When transferring full ownership of your LLC, draft and execute a buy-sell agreement with the individual or entity seeking to purchase the business. This document details the terms of the sale by naming the assets being sold, the timescale for the sale, and other important information. Selling your entire LLC is a complicated process, so consult an attorney if you plan on heading down this path.
There are other situations where transferring ownership interests in your LLC might be necessary, including any circumstances outlined in your OA triggering a sale.
Depending on their estate plan, a member’s ownership interest in the LLC will pass to their spouse or children after they die. However, whoever receives the ownership interest will be considered an assignee, meaning they can collect profits and other benefits from the LLC. However, the assignee doesn’t have the right to participate in running the company like a member does. It’s typically recommended that the LLC buy out the assignee’s interest through the process outlined in the Operating Agreement for partial transfers.

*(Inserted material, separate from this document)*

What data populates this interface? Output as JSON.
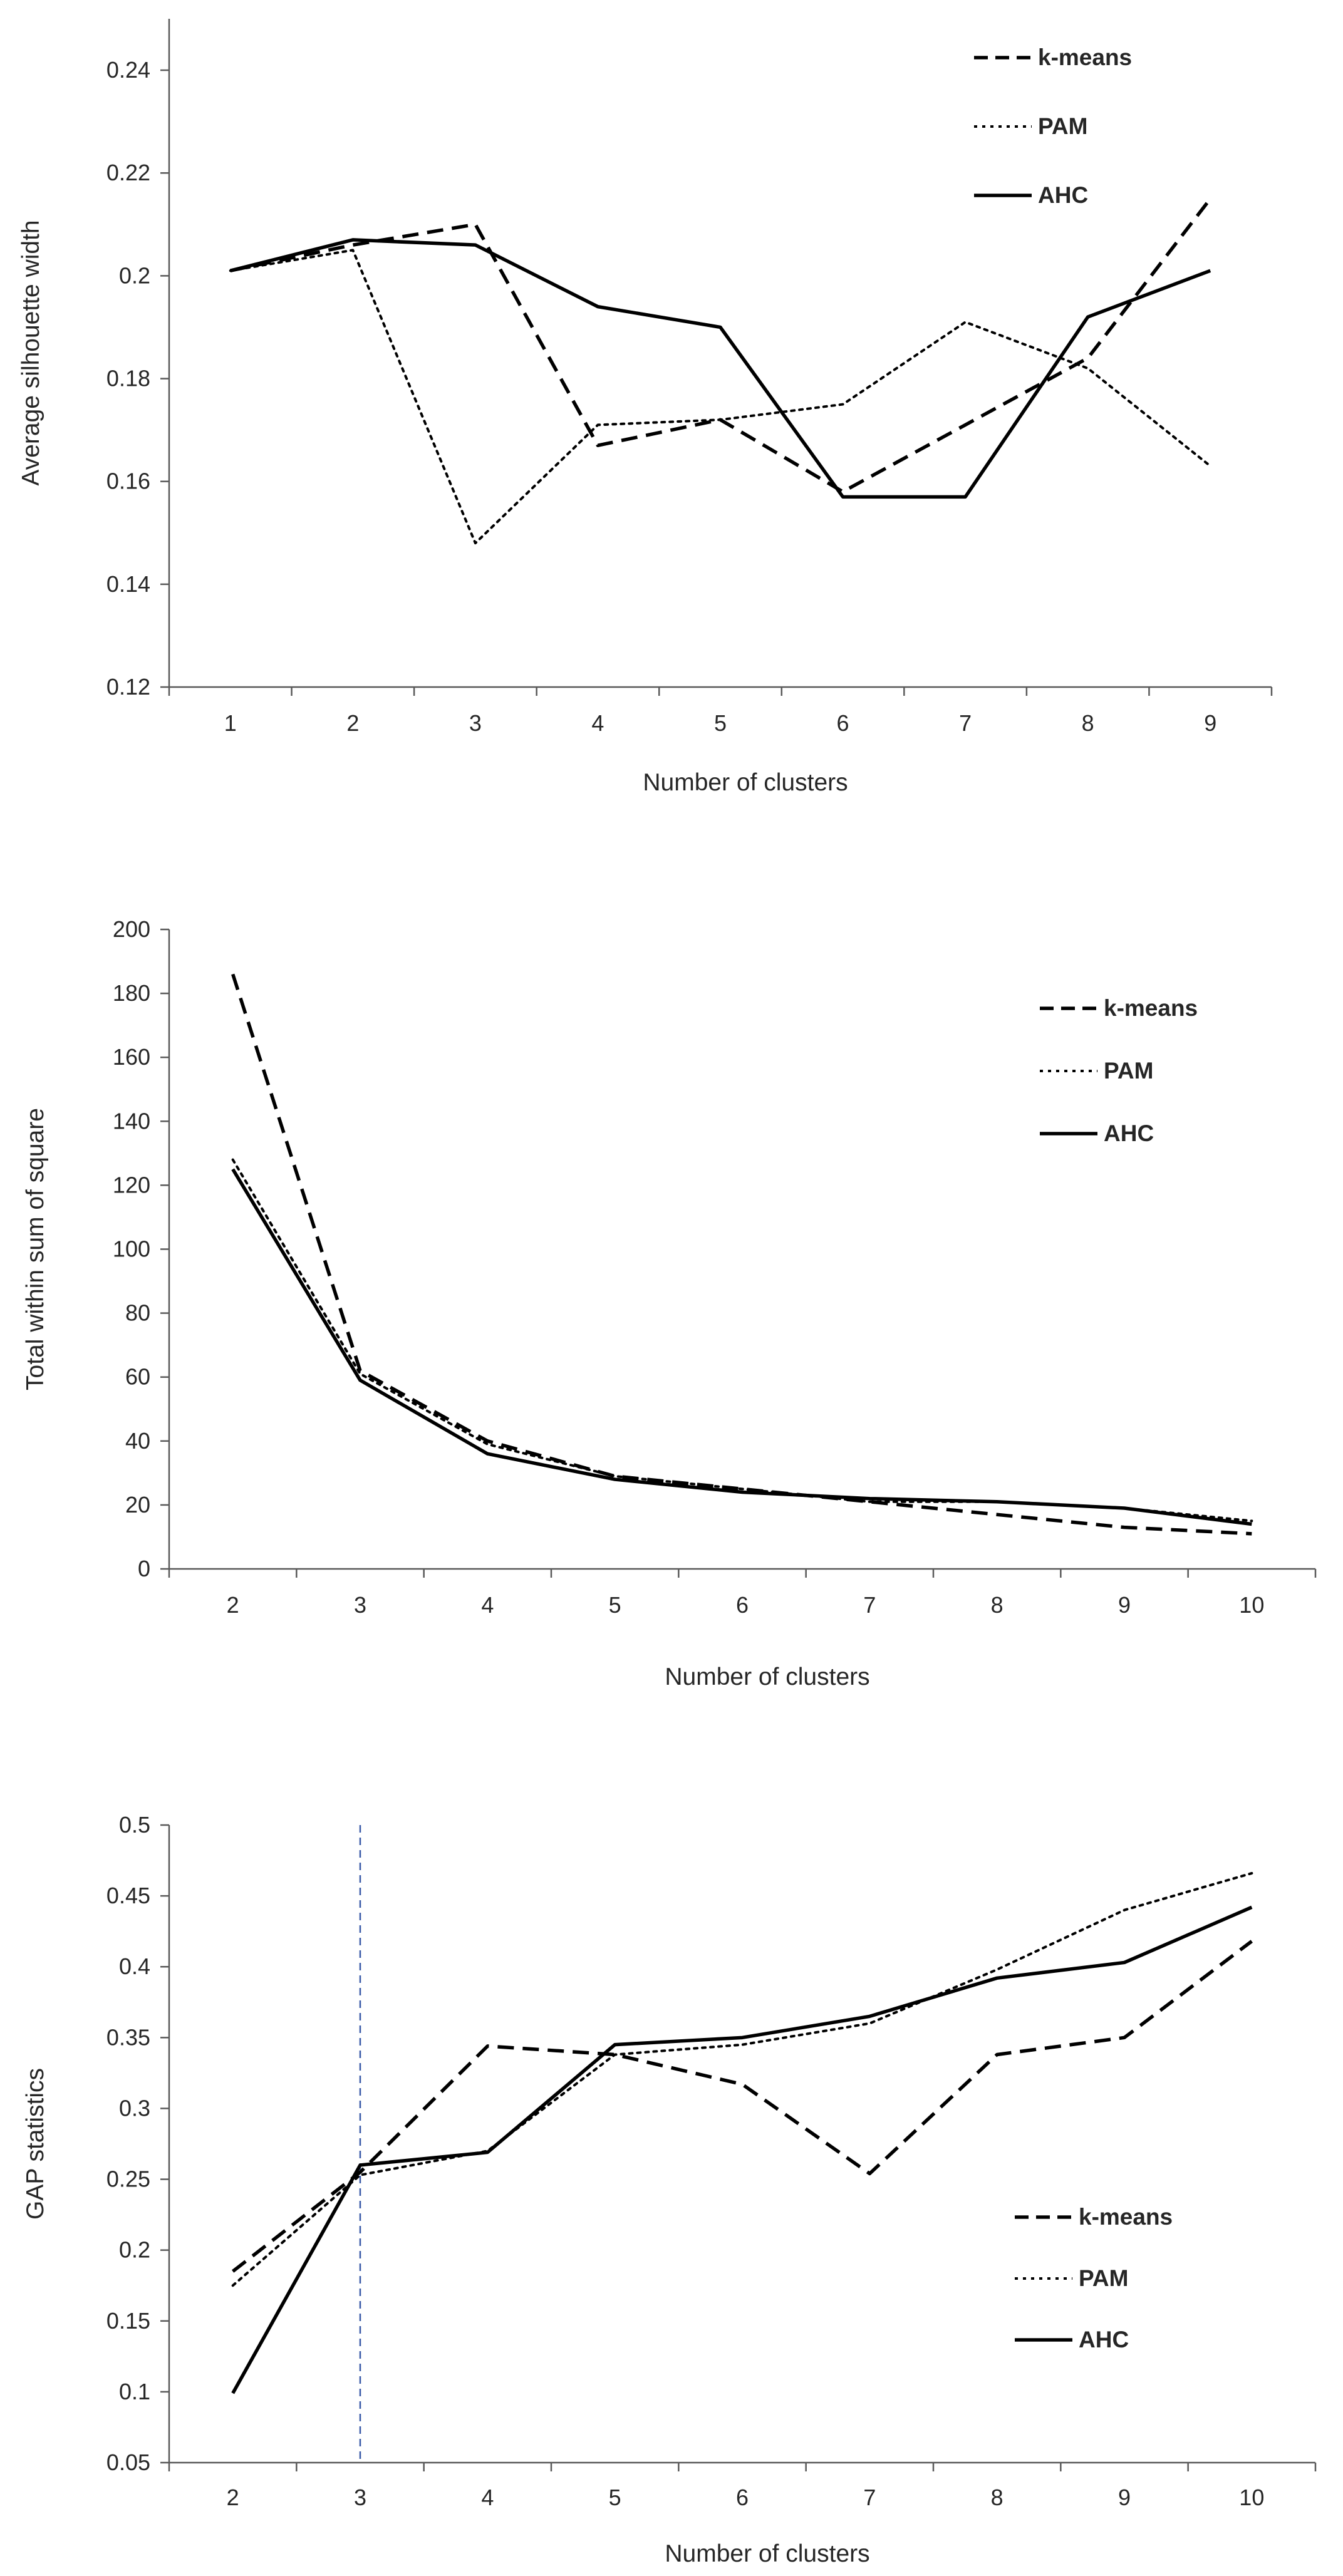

If you have several members seeking to leave or join the LLC at the same time, doing multiple partial transfers of ownership interests can be tedious and stressful. In these situations, dissolving the LLC entirely and reforming another LLC provides a simpler option. By reforming a new LLC, you can easily add new members while the former members wanting to leave can do so.

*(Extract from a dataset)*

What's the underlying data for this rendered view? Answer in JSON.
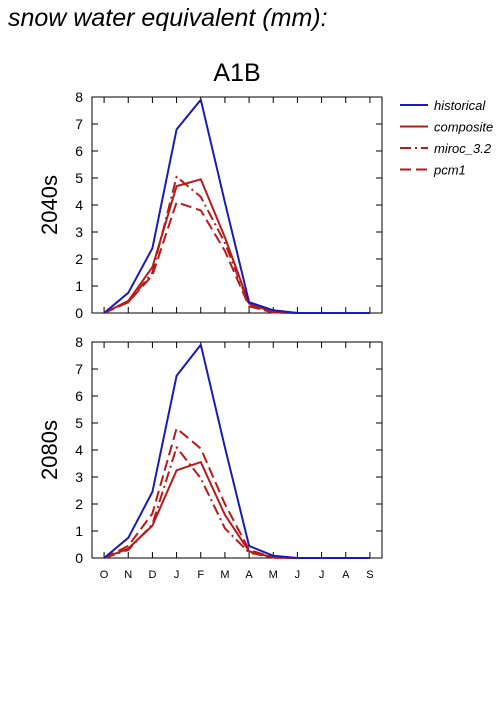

Delaware does not require LLC members to be named in the Certificate of Formation when creating the business. Thus, there is no requirement to file an amendment advising the state of Delaware of membership changes. Following the transfer of all or part of your LLC, the new Operating Agreement needs to be amended to reflect the name(s) of the new member(s). LLCs aren’t required to file their OA with the state of Delaware. If you end up selling the LLC entirely, you’ll also need to fill out the right IRS forms to confirm the transfer of ownership.
A partial or full transfer of your LLC can be frustrating, especially when you’re forced to rely on default state laws. A well-drafted, detailed Operating Agreement is the best way to simplify the process and document the procedure at the outset of your business. Whether you’re just starting your business or are seeking to update your internal procedures, ZenBusiness’s Operating Agreement template is the best place to begin. If you run into issues completing a full or partial transfer of your LLC, consult a Delaware attorney familiar with business contracts for professional advice.
Disclaimer – The content on this page is for informational purposes only, and does not constitute legal, tax, or accounting advice. If you have specific questions about any of these topics, seek the counsel of a licensed professional.
The terms of an LLC’s Operating Agreement can outline the process for members seeking to sell their membership interests. Consult your Operating Agreement for the procedures surrounding the sale of a membership interest.
Subject to the terms of its Operating Agreement, LLCs can issue new membership interests with the consent of all members of the LLC.
The IRS doesn’t recognize LLCs as a form of business entity, and requires LLCs to be classified as either corporations, partnerships, or sole proprietorships. If you transfer your entire LLC, file a Form 8822-B, Change of Address or Responsible Party – Business, with the IRS within 60 days of the sale.
Having an ownership interest in an LLC is what makes someone an LLC member. Members have management and decision-making authority over the business. Assignees can have only a financial interest in the company without having “ownership” interests that allow them to manage the operations. However, LLC members can hire officers to manage the day-to-day affairs of the LLC who do not possess an ownership interest in the company.